Le diagnostic prénatal pose en fait des questions à toute la société, car il contient en germe un certain risque d'eugénisme : l'interdiction de faire naître un handicapé, l'extension de la notion de handicap à des anomalies curables mais coûteuses. Ce risque, c'est à la fois aux médecins, aux parents... et aux autres d'y parer.

Greffes : le déséquilibre

La loi du 22 décembre 1976 a rendu implicite l'autorisation de prélèvements sur cadavres humains, sauf avis contraire clairement exprimé par le donneur involontaire. Mais, en 1985, alors que les transplantations ont fait d'immenses progrès (notamment grâce à la ciclosporine, médicament permettant d'éviter une grande partie des rejets de greffes), il y a pénurie d'organes à greffer. Deux obstacles l'expliquent. L'un est technique : malgré la multiplication des associations, tant à l'échelle française qu'à l'échelle internationale, il reste difficile de trouver un organe compatible « à la demande ». Mais l'autre obstacle est psychologique : même avec la certitude du décès, la famille du mort s'oppose encore souvent au prélèvement.

À ce problème s'est récemment ajouté celui de l'utilisation d'embryons ou de tissus fœtaux.
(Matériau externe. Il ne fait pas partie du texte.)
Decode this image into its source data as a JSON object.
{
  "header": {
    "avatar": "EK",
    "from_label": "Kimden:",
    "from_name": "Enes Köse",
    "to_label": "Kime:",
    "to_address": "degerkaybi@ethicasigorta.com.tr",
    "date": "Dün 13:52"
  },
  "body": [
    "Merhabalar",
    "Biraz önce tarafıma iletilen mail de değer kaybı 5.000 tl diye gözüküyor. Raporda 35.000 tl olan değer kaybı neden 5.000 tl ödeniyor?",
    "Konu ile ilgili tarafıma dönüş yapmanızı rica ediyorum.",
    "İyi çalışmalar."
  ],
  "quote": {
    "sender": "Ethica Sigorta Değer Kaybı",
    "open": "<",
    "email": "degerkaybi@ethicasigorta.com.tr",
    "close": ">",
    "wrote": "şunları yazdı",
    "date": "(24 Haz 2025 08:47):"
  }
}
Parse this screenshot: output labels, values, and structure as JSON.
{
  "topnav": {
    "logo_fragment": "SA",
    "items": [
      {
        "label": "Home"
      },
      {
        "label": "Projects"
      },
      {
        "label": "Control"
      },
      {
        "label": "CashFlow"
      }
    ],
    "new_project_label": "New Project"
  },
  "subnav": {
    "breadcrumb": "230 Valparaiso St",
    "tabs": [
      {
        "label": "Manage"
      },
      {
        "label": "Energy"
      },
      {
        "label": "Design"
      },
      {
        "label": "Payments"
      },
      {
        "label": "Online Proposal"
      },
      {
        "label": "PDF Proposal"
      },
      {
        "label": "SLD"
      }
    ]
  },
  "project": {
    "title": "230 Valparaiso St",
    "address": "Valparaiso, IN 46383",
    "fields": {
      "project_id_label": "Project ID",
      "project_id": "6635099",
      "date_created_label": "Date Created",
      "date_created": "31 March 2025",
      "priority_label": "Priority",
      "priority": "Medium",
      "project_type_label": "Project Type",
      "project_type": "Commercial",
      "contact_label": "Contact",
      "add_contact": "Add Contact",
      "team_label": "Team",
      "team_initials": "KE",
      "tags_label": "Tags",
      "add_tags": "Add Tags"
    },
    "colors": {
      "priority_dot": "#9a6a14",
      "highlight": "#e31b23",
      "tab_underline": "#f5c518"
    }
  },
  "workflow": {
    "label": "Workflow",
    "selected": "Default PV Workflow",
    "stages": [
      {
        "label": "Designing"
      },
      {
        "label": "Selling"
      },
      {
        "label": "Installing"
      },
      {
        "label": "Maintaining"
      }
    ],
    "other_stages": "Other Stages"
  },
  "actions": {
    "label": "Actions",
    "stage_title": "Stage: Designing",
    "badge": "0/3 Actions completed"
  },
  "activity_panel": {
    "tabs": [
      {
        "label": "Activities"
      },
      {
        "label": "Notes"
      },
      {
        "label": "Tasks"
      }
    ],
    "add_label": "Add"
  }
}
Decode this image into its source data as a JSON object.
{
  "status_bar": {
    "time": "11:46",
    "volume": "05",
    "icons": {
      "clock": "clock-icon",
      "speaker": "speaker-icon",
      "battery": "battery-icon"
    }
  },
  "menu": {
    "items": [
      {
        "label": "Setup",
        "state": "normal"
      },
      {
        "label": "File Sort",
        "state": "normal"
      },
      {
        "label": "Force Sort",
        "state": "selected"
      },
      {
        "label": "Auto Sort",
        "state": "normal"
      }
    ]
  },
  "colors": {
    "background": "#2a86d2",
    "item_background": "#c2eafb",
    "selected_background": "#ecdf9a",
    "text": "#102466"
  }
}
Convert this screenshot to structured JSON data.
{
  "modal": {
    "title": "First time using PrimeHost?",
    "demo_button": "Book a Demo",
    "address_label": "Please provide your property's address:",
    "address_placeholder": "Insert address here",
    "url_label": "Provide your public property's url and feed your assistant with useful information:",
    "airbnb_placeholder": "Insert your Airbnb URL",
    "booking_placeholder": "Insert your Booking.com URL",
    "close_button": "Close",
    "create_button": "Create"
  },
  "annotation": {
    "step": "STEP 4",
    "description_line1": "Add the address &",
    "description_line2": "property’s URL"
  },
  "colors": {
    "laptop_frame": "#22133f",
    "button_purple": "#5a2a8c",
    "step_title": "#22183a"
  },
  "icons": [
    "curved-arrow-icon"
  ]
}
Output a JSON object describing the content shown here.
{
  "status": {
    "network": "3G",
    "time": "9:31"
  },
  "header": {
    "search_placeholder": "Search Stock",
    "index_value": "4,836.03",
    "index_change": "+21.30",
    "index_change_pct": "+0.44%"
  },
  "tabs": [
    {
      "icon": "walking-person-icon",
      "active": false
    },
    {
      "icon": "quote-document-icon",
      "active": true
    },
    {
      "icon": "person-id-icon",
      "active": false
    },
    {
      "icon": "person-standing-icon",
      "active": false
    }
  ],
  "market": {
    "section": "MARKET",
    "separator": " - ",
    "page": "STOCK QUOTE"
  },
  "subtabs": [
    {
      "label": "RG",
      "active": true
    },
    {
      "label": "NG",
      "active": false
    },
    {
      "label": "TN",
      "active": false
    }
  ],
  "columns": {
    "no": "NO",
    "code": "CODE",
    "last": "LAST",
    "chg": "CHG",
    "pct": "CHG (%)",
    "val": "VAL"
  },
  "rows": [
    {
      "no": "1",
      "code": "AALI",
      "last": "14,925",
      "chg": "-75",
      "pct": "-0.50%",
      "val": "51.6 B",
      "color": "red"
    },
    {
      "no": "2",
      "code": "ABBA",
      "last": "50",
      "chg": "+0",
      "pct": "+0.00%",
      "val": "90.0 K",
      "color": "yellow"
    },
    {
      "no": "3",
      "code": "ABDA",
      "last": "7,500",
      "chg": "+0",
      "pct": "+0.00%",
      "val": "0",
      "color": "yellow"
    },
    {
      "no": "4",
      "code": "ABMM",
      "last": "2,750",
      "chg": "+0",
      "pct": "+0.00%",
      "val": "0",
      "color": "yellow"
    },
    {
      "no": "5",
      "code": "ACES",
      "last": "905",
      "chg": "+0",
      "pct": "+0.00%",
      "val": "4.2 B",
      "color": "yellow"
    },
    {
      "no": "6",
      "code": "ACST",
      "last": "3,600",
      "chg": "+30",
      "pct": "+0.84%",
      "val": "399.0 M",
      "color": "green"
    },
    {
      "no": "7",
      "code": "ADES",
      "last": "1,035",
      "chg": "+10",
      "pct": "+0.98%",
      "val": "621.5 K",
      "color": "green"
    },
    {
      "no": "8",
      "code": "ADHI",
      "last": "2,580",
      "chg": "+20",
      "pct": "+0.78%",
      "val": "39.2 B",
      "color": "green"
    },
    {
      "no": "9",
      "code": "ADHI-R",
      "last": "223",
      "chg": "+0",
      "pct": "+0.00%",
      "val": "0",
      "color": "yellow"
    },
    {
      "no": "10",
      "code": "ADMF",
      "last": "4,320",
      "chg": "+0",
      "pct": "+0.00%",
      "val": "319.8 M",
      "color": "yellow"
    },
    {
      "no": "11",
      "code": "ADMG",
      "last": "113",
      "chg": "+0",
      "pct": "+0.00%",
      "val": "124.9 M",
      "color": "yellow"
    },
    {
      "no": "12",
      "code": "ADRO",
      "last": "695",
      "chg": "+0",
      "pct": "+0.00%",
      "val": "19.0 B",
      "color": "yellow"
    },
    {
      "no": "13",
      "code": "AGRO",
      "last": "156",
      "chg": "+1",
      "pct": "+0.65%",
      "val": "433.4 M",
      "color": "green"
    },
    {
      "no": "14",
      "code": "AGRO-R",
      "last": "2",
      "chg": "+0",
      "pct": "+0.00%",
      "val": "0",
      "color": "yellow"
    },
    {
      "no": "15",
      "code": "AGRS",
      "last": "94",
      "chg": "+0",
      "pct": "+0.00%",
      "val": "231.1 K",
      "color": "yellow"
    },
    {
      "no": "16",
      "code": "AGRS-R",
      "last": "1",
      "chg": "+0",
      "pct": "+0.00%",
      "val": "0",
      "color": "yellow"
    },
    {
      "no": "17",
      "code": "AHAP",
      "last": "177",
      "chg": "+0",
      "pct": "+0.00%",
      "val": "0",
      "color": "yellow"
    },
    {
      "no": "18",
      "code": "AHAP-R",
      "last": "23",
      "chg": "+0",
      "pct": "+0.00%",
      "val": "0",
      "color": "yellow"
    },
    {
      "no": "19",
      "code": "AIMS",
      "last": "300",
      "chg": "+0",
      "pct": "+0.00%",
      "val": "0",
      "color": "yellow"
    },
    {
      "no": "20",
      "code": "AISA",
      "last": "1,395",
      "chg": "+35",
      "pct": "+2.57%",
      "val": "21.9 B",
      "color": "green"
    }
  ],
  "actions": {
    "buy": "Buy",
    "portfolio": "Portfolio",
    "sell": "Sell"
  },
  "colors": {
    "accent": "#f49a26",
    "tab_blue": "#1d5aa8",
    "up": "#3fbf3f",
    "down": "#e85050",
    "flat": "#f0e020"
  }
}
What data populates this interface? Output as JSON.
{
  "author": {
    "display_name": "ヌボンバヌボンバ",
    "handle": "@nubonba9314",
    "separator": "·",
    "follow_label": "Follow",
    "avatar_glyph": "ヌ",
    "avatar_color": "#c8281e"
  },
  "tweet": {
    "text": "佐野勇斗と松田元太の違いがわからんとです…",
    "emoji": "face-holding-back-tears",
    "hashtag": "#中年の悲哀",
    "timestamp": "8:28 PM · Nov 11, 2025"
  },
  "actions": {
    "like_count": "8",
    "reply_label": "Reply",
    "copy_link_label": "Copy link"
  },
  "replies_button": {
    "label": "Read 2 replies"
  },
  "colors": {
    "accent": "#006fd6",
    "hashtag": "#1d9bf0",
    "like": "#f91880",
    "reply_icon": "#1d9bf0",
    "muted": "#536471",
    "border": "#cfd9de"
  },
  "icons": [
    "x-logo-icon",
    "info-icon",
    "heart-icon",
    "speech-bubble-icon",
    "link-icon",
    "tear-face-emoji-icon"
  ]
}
Ces derniers ont permis notamment de faire sortir de leur « bulle » stérile des enfants atteints de graves déficits immunitaires.

Certains ont proposé que ne soient utilisés que des produits d'avortement spontanés et non d'IVG. Mais de tels tissus risquent justement d'être impropres à la greffe. Et le débat sur l'avortement volontaire a rebondi une nouvelle fois : où, quand commence la personne humaine ? Le législateur devra-t-il trancher ? Osera-t-il le faire ? Le Comité national d'éthique a formulé à ce sujet un avis. Il en ressort d'abord que l'embryon ou le fœtus doit être reconnu comme « une personne humaine potentielle ». Il ne peut faire l'objet d'expériences in utero, ni d'une commercialisation et ne doit pas être maintenu en vie artificiellement, même à des fins scientifiques. En cas de prélèvements de tissus d'embryons ou de fœtus provenant d'une IVG, les médecins appelés à y participer peuvent s'y refuser en invoquant une clause de conscience. L'utilisation de tels tissus est légitime dans trois cas :
– examens diagnostiques ;
– traitement dont la nécessité et l'efficacité sont manifestes ;
– recherches à visée thérapeutique approuvées par un comité d'éthique.

Les prélèvements ne sont licites que lorsque la non-viabilité du fœtus est certaine, et la mère ou le père peuvent de toute façon s'y opposer. En conclusion, le Comité appelle les pouvoirs publics à limiter strictement ces pratiques, bien que celles-ci soient, dans certains cas, nécessaires.

En somme, comme l'Ordre des médecins, le Comité national a, dans des limites bien définies, donné son accord aux prélèvements de tissus fœtaux. Des réactions défavorables se sont fait jour, certains craignant « la transformation des fœtus en médicaments ou en objets de laboratoire ». Mais les médecins s'occupant des enfants atteints de déficit immunitaire congénital nécessitant une greffe de tissu fœtal et les parents de ces enfants se réjouissent des possibilités à présent offertes.

Sur l'homme... Sinon, sur qui ?

L'expérimentation humaine existe depuis toujours en médecine. Elle en est même une condition sine qua non. Mais elle a, hélas, été entachée par les expériences nazies, dont procédés et objectifs étaient opposés au respect de l'homme et même à la raison scientifique. Elle n'en reste cependant pas moins nécessaire. On aura beau utiliser des milliers et des milliers d'animaux, rats, souris, chiens, singes... on n'en obtiendra que des renseignements capitaux certes, mais insuffisants. Les simulations par ordinateur du fonctionnement de l'organisme humain et des effets provoqués par un médicament apporteront sans doute des éléments originaux, mais notre métabolisme est trop complexe pour être entièrement prévisible, du moins à partir des connaissances physiologiques et des moyens informatiques actuels. Non seulement le principe même de l'utilisation de cobayes humains pose problème, mais encore ses conditions sont discutées. L'expérimentation médicamenteuse sur l'homme sain constitue un chapitre important de la question. Il s'agit en effet de la première et essentielle étape de tout essai sur l'homme, la « phase I ». Celle-ci est destinée à déterminer les principaux effets d'un produit sur l'organisme, et les transformations que, réciproquement, l'organisme fait subir à ce produit.